# 250 AMP Alternator Upgrade



## WIPensFan (Jan 31, 2009)

So I have a 2007 Chevy 3500 classic 4x4 with the 6.0L engine. Has towing and snow plow prep. Truck is the one in my Sig. Currently running stock 145 AMP alternator and just ordered a 250 AMP upgraded Alternator.( just put a new 800cca Interstate Battery in ) I think most of my wiring is good as far as gauge of wire is concerned but I'm not sure. There is a 250 AMP fuse wired in line, I'm not sure if that's factory or when the plows were installed. So I've read a million online comments on this upgrade and one of the tips is to run a 1 gauge wire from the alternator to the positive battery terminal.
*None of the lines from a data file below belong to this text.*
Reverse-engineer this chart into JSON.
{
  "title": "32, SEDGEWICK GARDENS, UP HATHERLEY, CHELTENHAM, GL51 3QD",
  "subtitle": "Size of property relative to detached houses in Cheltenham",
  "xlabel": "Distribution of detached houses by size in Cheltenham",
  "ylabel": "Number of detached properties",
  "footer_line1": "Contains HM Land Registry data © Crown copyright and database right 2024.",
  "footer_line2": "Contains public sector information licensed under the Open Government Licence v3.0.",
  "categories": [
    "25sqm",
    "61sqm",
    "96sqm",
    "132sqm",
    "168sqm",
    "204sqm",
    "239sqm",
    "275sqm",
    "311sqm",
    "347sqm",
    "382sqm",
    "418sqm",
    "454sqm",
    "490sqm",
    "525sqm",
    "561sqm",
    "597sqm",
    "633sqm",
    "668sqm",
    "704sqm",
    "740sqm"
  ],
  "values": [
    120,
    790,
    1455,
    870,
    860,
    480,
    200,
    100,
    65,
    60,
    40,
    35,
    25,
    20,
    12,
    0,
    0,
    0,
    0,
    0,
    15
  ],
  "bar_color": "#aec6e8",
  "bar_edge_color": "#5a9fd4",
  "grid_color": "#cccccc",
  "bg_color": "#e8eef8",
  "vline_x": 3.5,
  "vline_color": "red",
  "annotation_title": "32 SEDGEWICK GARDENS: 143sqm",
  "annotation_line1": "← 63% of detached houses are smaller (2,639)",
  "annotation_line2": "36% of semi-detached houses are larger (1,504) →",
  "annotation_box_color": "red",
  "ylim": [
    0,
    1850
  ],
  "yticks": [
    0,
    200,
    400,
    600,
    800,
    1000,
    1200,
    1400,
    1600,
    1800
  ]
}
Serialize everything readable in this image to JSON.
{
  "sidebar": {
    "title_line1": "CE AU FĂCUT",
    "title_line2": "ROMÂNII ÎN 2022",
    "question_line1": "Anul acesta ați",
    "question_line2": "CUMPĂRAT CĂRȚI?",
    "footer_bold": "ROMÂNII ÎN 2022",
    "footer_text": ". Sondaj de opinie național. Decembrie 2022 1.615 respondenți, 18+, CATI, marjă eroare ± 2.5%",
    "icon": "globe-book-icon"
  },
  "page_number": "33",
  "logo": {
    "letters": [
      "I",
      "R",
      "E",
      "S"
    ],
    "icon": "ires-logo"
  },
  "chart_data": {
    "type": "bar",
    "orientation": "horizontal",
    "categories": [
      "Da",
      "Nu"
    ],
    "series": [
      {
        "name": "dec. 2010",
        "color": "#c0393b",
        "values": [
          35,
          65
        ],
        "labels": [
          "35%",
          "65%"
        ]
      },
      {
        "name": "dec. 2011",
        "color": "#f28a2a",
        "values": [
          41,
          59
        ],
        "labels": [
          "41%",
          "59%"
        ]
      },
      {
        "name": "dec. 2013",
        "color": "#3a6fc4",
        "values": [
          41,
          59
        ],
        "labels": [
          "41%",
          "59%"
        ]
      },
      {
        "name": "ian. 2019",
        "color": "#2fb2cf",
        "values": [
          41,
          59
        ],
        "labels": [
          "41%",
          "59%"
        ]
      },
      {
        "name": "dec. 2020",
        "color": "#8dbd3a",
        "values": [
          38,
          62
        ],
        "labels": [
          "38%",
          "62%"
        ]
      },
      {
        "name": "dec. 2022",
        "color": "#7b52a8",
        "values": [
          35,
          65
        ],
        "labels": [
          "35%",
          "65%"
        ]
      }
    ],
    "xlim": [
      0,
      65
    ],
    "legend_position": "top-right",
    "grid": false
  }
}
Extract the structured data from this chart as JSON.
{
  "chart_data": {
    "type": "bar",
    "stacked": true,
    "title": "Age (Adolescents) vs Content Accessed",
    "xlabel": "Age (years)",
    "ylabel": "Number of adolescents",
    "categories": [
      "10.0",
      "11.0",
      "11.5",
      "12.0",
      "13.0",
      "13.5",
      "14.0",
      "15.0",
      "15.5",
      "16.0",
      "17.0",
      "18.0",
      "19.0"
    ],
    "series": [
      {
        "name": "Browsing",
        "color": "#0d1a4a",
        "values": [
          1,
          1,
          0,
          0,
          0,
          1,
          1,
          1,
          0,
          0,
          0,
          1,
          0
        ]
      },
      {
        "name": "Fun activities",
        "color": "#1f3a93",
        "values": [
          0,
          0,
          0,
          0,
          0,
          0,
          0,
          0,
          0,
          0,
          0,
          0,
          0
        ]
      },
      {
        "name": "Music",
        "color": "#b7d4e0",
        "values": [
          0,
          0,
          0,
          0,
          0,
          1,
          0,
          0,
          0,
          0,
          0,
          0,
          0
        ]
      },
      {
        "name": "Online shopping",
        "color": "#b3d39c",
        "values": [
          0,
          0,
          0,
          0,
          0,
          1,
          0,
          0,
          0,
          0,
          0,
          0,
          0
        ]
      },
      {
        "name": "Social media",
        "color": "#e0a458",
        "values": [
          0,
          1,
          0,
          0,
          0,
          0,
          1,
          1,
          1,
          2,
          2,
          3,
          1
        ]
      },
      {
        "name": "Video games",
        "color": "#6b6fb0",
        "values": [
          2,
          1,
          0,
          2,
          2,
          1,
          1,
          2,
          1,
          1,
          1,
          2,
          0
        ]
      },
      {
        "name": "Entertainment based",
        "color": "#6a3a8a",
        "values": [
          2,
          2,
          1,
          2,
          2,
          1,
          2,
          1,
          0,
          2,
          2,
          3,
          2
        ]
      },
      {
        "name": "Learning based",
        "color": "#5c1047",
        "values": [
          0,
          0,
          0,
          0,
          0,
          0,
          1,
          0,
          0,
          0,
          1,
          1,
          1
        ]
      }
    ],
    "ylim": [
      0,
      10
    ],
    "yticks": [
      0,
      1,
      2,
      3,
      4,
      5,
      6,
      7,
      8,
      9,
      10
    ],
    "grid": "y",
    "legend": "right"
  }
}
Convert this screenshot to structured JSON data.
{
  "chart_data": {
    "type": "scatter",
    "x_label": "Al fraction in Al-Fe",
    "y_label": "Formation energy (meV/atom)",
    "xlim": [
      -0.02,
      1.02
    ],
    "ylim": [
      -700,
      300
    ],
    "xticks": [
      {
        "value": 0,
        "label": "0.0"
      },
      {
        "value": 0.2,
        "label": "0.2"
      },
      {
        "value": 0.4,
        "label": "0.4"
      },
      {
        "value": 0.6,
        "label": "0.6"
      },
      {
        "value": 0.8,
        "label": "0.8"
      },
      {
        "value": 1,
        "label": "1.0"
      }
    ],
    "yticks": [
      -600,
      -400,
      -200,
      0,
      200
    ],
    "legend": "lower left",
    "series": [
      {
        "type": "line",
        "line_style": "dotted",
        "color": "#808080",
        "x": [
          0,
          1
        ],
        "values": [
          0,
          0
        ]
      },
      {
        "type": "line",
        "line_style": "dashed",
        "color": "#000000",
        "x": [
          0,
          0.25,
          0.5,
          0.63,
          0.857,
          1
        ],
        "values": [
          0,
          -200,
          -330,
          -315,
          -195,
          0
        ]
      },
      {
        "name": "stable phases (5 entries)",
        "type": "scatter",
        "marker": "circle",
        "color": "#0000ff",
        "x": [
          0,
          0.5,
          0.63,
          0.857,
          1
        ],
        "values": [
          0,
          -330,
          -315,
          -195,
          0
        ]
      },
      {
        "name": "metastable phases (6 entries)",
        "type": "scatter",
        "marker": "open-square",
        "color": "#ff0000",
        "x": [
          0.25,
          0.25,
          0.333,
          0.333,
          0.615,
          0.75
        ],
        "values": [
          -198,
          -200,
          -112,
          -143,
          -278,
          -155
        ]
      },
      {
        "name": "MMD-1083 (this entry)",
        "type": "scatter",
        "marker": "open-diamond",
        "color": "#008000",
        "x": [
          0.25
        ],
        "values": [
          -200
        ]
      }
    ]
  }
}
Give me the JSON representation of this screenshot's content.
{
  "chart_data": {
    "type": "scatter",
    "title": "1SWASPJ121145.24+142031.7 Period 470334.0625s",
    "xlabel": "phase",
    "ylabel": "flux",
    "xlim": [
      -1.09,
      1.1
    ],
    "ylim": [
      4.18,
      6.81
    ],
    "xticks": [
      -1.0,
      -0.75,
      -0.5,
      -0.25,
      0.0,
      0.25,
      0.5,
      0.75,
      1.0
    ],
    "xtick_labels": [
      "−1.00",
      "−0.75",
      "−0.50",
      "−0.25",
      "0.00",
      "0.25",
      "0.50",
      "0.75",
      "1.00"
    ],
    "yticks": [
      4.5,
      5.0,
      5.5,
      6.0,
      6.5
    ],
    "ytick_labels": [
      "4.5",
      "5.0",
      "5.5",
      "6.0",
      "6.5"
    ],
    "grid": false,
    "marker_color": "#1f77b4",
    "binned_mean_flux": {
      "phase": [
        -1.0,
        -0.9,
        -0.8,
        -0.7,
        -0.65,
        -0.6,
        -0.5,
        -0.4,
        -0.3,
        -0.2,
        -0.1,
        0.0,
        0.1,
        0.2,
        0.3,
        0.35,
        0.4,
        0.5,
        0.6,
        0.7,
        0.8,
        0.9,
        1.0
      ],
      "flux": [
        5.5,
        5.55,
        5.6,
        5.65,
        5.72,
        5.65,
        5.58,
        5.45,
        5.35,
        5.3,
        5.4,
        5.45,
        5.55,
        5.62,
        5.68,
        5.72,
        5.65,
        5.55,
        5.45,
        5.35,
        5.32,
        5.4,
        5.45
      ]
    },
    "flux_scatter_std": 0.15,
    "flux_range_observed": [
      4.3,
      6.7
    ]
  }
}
My truck has a red junction box that a smaller black wire runs from the alternator to that box and then a larger red wire goes to the battery terminal. Do I run this new larger gauge wire from the alternator to the junction box?? And then leave the larger red wire as it currently is?? Or is my current wiring good enough??Any help would be appreciated, I suck at mechanical things and am probably worse at electrical things.


----------



## Philbilly2 (Aug 25, 2007)

I cannot give any real world on high output output alternators as I think they are the wrong approach, but a 1 gauge off the alternator seems like it would be hard to even hook up to the alternator in my option, not to mention it will most likely look like hell. What is the post on the alternator like a 10MM head?


----------



## WIPensFan (Jan 31, 2009)

Philbilly2 said:


> I cannot give any real world on high output output alternators as I think they are the wrong approach, but a 1 gauge off the alternator seems like it would be hard to even hook up to the alternator in my option, not to mention it will most likely look like hell. What is the post on the alternator like a 10MM head?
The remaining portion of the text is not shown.